Although the ability to understand or comprehend synthetic and natural voice produce an error rate of 7.6 % and 2.7 % respectively, no significant difference have been reported in a person’s ability to comprehend natural and synthetic speech. As such both voices are generally regarded as equivalent. But a recent study showed that humans prefer to interact with AI voices that display human-like emotions because it creates a sense of familiarity and puts them at ease.
How does AI voices impact consumer behavior or buying power
According to Think with Google, voice technology affects consumer behavior and buying power because of the following advantages:
- It is quick and efficient. This means you can easily multitask
- It provides instant answers and information
- They are always available
- It makes daily routines much easier
- It creates a new form of human relationship by engaging with its owner as if it was a friend. Owners are even saying words such as “please,” “thank you,” and even “sorry.”

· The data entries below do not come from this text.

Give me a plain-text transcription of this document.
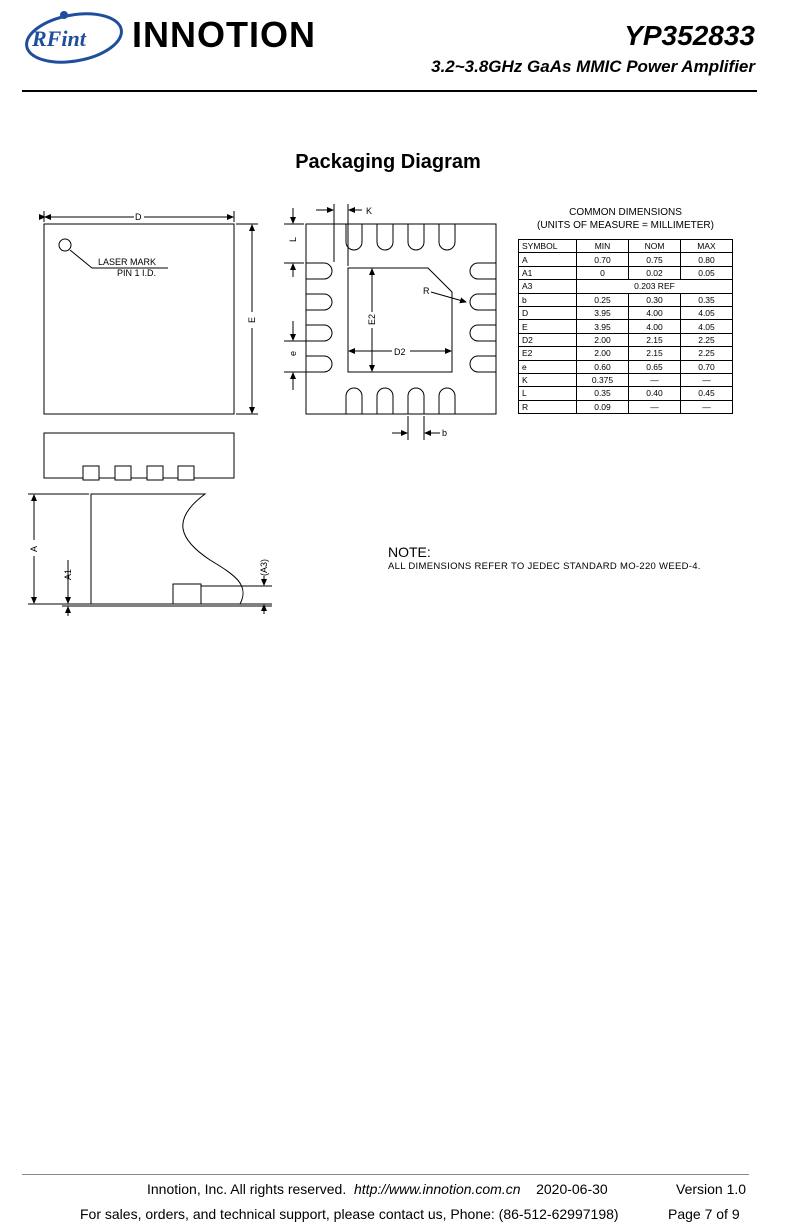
RFint INNOTION	YP352833
3.2~3.8GHz GaAs MMIC Power Amplifier
Packaging Diagram
D
E
LASER MARK
PIN 1 I.D.
K
L
e
E2
D2
R
b
A
A1	(A3)
COMMON DIMENSIONS
(UNITS OF MEASURE = MILLIMETER)
SYMBOL	MIN	NOM	MAX
A	0.70	0.75	0.80
A1	0	0.02	0.05
A3	0.203 REF		
b	0.25	0.30	0.35
D	3.95	4.00	4.05
E	3.95	4.00	4.05
D2	2.00	2.15	2.25
E2	2.00	2.15	2.25
e	0.60	0.65	0.70
K	0.375	—	—
L	0.35	0.40	0.45
R	0.09	—	—
NOTE:
ALL DIMENSIONS REFER TO JEDEC STANDARD MO-220 WEED-4.
Innotion, Inc. All rights reserved. http://www.innotion.com.cn 2020-06-30	Version 1.0
For sales, orders, and technical support, please contact us, Phone: (86-512-62997198)	Page 7 of 9
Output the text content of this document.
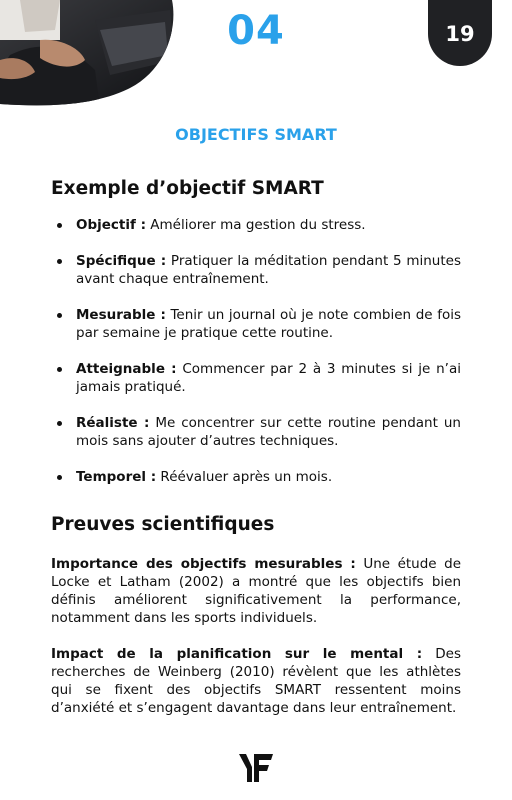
04	19
OBJECTIFS SMART
Exemple d’objectif SMART
Objectif : Améliorer ma gestion du stress.
Spécifique : Pratiquer la méditation pendant 5 minutes avant chaque entraînement.
Mesurable : Tenir un journal où je note combien de fois par semaine je pratique cette routine.
Atteignable : Commencer par 2 à 3 minutes si je n’ai jamais pratiqué.
Réaliste : Me concentrer sur cette routine pendant un mois sans ajouter d’autres techniques.
Temporel : Réévaluer après un mois.
Preuves scientifiques

Importance des objectifs mesurables : Une étude de Locke et Latham (2002) a montré que les objectifs bien définis améliorent significativement la performance, notamment dans les sports individuels.

Impact de la planification sur le mental : Des recherches de Weinberg (2010) révèlent que les athlètes qui se fixent des objectifs SMART ressentent moins d’anxiété et s’engagent davantage dans leur entraînement.
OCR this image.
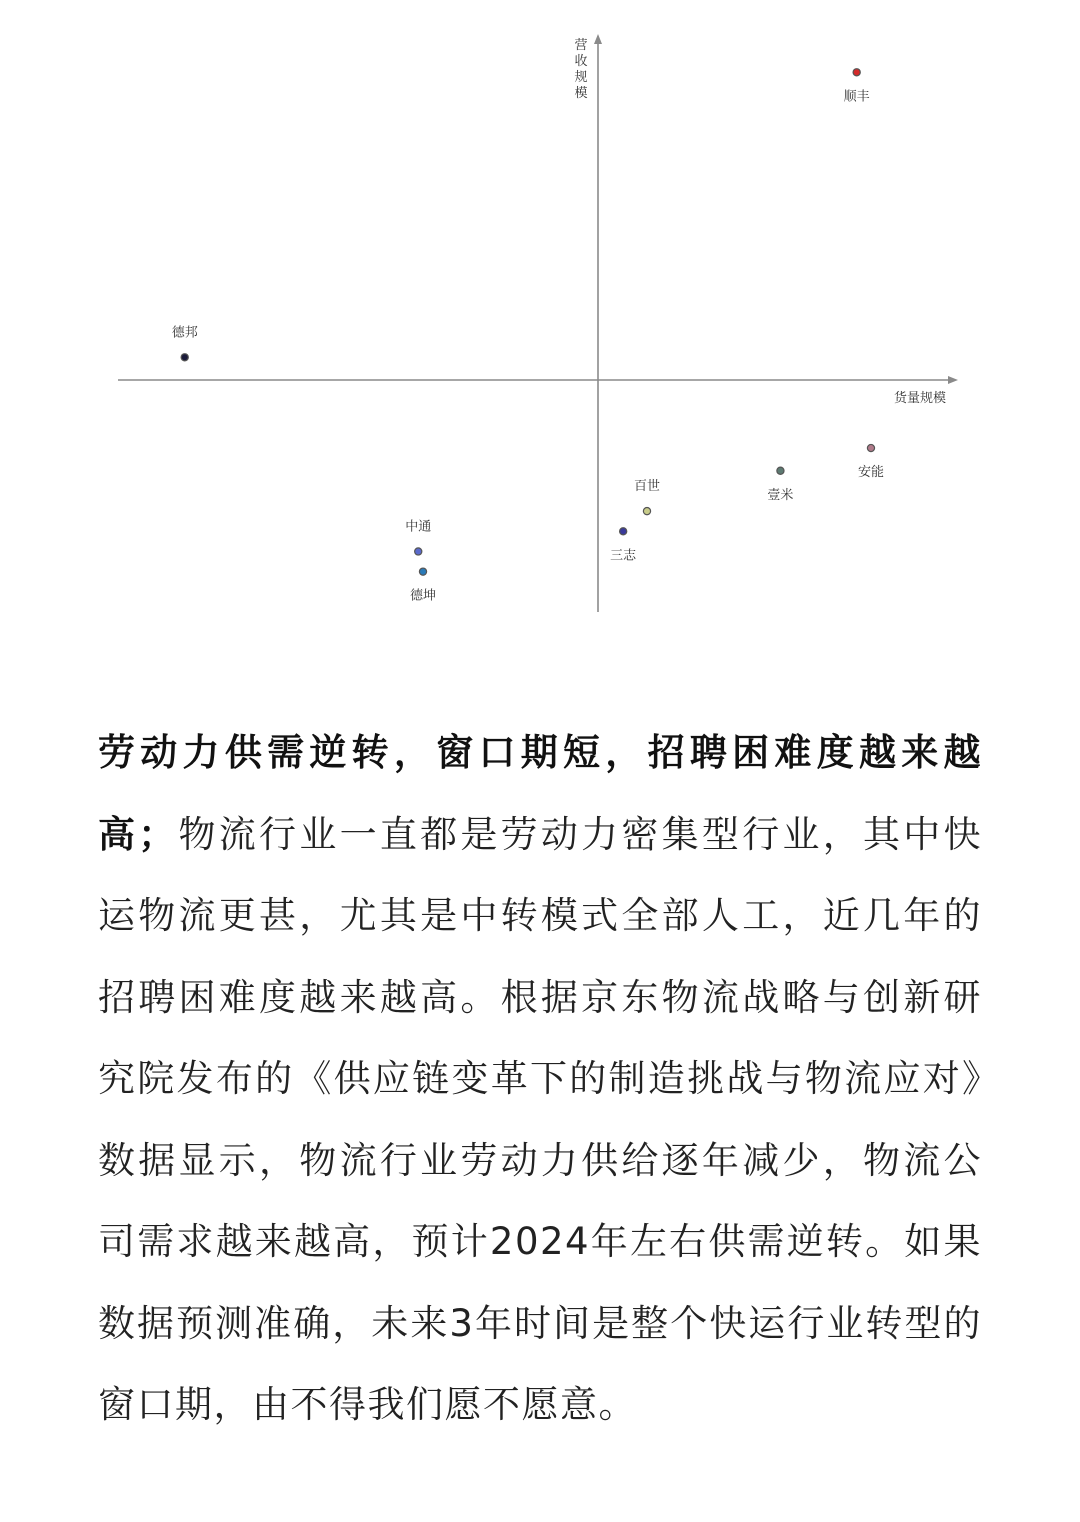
货量规模
营收规模	顺丰
德邦
安能
壹米
百世
三志
中通
德坤

劳动力供需逆转，窗口期短，招聘困难度越来越高；物流行业一直都是劳动力密集型行业，其中快运物流更甚，尤其是中转模式全部人工，近几年的招聘困难度越来越高。根据京东物流战略与创新研究院发布的《供应链变革下的制造挑战与物流应对》数据显示，物流行业劳动力供给逐年减少，物流公司需求越来越高，预计2024年左右供需逆转。如果数据预测准确，未来3年时间是整个快运行业转型的窗口期，由不得我们愿不愿意。
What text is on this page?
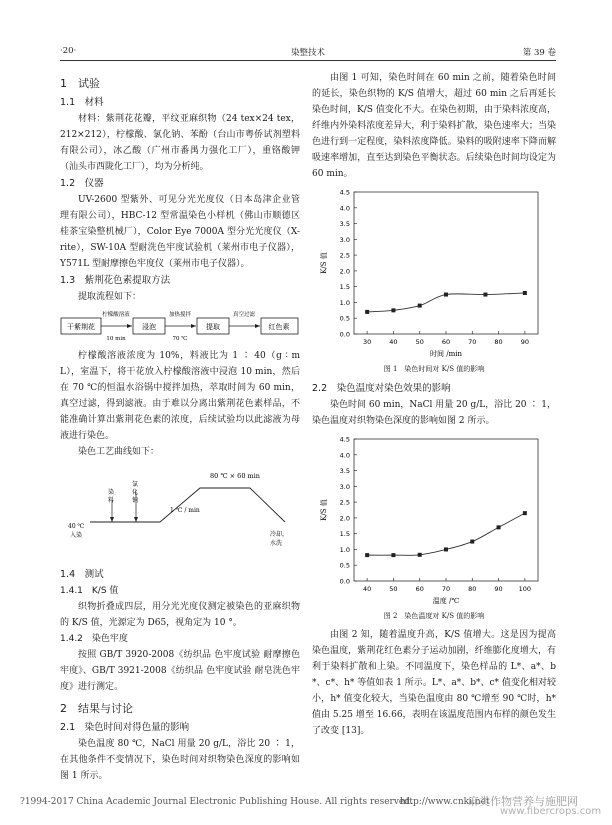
·20·	染整技术	第 39 卷
1　试验
1.1　材料
材料：紫荆花花瓣，平纹亚麻织物（24 tex×24 tex，212×212），柠檬酸、氯化钠、苯酚（台山市粤侨试剂塑料有限公司），冰乙酸（广州市番禺力强化工厂），重铬酸钾（汕头市西陇化工厂），均为分析纯。
1.2　仪器
UV-2600 型紫外、可见分光光度仪（日本岛津企业管理有限公司），HBC-12 型常温染色小样机（佛山市顺德区桂茶宝染整机械厂），Color Eye 7000A 型分光光度仪（X-rite），SW-10A 型耐洗色牢度试验机（莱州市电子仪器），Y571L 型耐摩擦色牢度仪（莱州市电子仪器）。
1.3　紫荆花色素提取方法
提取流程如下：
干紫荆花
柠檬酸溶液
10 min
浸泡
加热搅拌
70 ℃
提取
真空过滤
红色素
柠檬酸溶液浓度为 10%，料液比为 1 ∶ 40（g ∶ mL），室温下，将干花放入柠檬酸溶液中浸泡 10 min，然后在 70 ℃的恒温水浴锅中搅拌加热，萃取时间为 60 min，真空过滤，得到滤液。由于难以分离出紫荆花色素样品，不能准确计算出紫荆花色素的浓度，后续试验均以此滤液为母液进行染色。
染色工艺曲线如下：
80 ℃ × 60 min
40 ℃
入染
染
料
氯
化
钠
1 ℃ / min
冷却，
水洗
1.4　测试
1.4.1　K/S 值
织物折叠成四层，用分光光度仪测定被染色的亚麻织物的 K/S 值，光源定为 D65，视角定为 10 °。
1.4.2　染色牢度
按照 GB/T 3920-2008《纺织品 色牢度试验 耐摩擦色牢度》、GB/T 3921-2008《纺织品 色牢度试验 耐皂洗色牢度》进行测定。
2　结果与讨论
2.1　染色时间对得色量的影响
染色温度 80 ℃，NaCl 用量 20 g/L，浴比 20 ∶ 1，在其他条件不变情况下，染色时间对织物染色深度的影响如图 1 所示。
由图 1 可知，染色时间在 60 min 之前，随着染色时间的延长，染色织物的 K/S 值增大，超过 60 min 之后再延长染色时间，K/S 值变化不大。在染色初期，由于染料浓度高，纤维内外染料浓度差异大，利于染料扩散，染色速率大；当染色进行到一定程度，染料浓度降低。染料的吸附速率下降而解吸速率增加，直至达到染色平衡状态。后续染色时间均设定为 60 min。
0.0
0.5
1.0
1.5
2.0
2.5
3.0
3.5
4.0
4.5
30	40	50	60	70	80	90
时间 /min
K/S 值
图 1　染色时间对 K/S 值的影响
2.2　染色温度对染色效果的影响
染色时间 60 min，NaCl 用量 20 g/L，浴比 20 ∶ 1，染色温度对织物染色深度的影响如图 2 所示。
0.0
0.5
1.0
1.5
2.0
2.5
3.0
3.5
4.0
4.5
40	50	60	70	80	90 100
温度 /℃
K/S 值
图 2　染色温度对 K/S 值的影响
由图 2 知，随着温度升高，K/S 值增大。这是因为提高染色温度，紫荆花红色素分子运动加剧，纤维膨化度增大，有利于染料扩散和上染。不同温度下，染色样品的 L*、a*、b*、c*、h* 等值如表 1 所示。L*、a*、b*、c* 值变化相对较小，h* 值变化较大，当染色温度由 80 ℃增至 90 ℃时，h* 值由 5.25 增至 16.66，表明在该温度范围内布样的颜色发生了改变 [13]。
?1994-2017 China Academic Journal Electronic Publishing House. All rights reserved.
http://www.cnki.net
麻类作物营养与施肥网
www.fibercrops.com
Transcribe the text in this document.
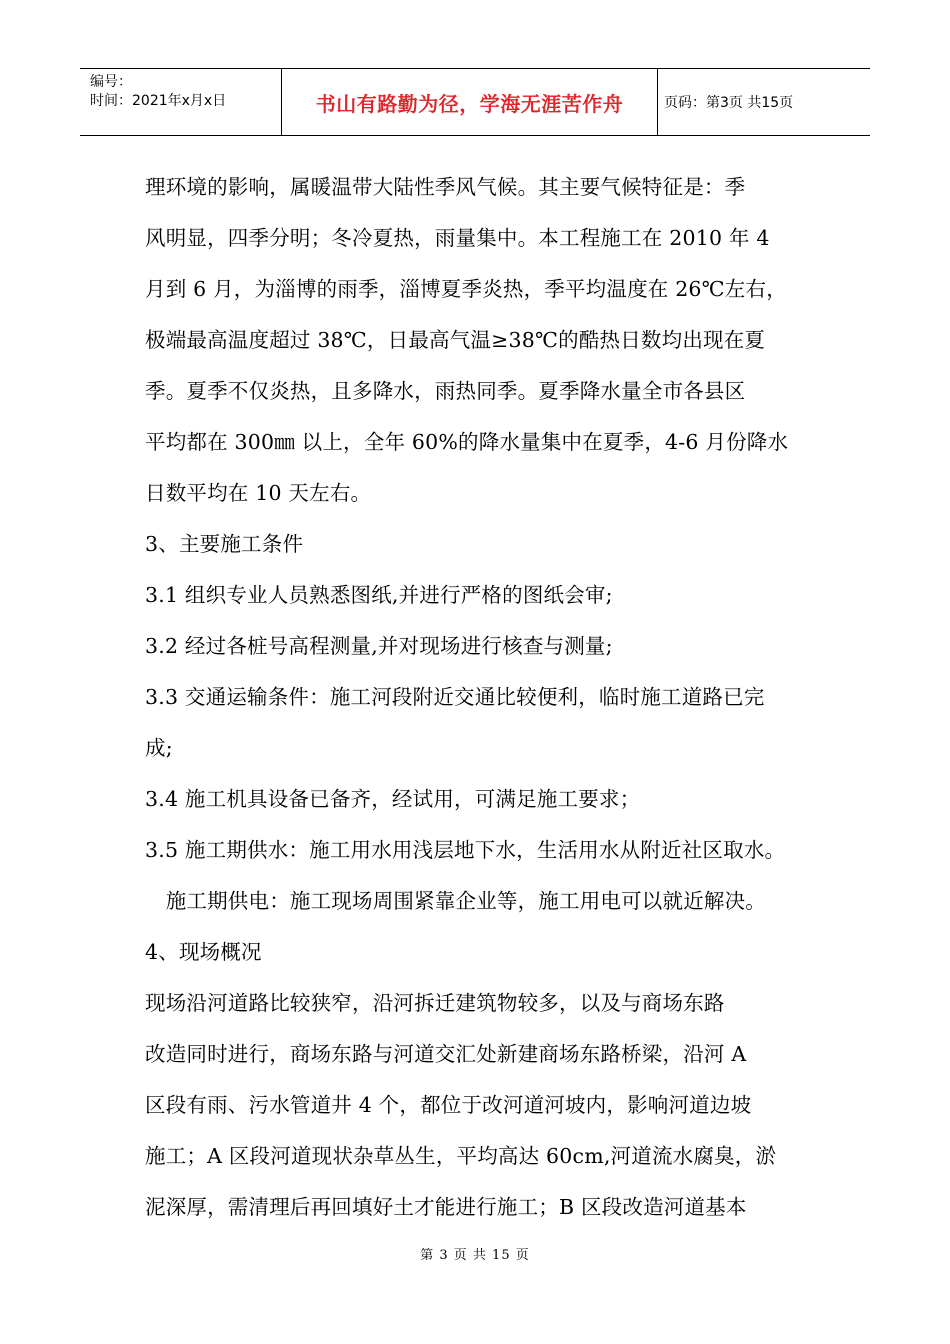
编号：
时间：2021年x月x日	书山有路勤为径，学海无涯苦作舟	页码：第3页 共15页
理环境的影响，属暖温带大陆性季风气候。其主要气候特征是：季
风明显，四季分明；冬冷夏热，雨量集中。本工程施工在 2010 年 4
月到 6 月，为淄博的雨季，淄博夏季炎热，季平均温度在 26℃左右，
极端最高温度超过 38℃，日最高气温≥38℃的酷热日数均出现在夏
季。夏季不仅炎热，且多降水，雨热同季。夏季降水量全市各县区
平均都在 300㎜ 以上，全年 60%的降水量集中在夏季，4-6 月份降水
日数平均在 10 天左右。
3、主要施工条件
3.1 组织专业人员熟悉图纸,并进行严格的图纸会审;
3.2 经过各桩号高程测量,并对现场进行核查与测量;
3.3 交通运输条件：施工河段附近交通比较便利，临时施工道路已完
成;
3.4 施工机具设备已备齐，经试用，可满足施工要求；
3.5 施工期供水：施工用水用浅层地下水，生活用水从附近社区取水。
　施工期供电：施工现场周围紧靠企业等，施工用电可以就近解决。
4、现场概况
现场沿河道路比较狭窄，沿河拆迁建筑物较多，以及与商场东路
改造同时进行，商场东路与河道交汇处新建商场东路桥梁，沿河 A
区段有雨、污水管道井 4 个，都位于改河道河坡内，影响河道边坡
施工；A 区段河道现状杂草丛生，平均高达 60cm,河道流水腐臭，淤
泥深厚，需清理后再回填好土才能进行施工；B 区段改造河道基本
第 3 页 共 15 页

Sun et al reported that, consumers spend 23 % more time when shopping with AI voices. This is true especially for products that do not require active search or comparison. Also AI voice can list features, facts and statistic that can quickly convince an individual to purchase a product. But AI voice cannot detect human emotions and hence might not be able to create a sense of urgency necessary to persuade an unconvinced customer to buy a product or service. This means AI voice cannot be reliable and trustworthy all the time.
The most important aspect of synthetic voice is its one-dimensional nature. This means the more certain attributes are met, the more customers will be satisfied and vice versa.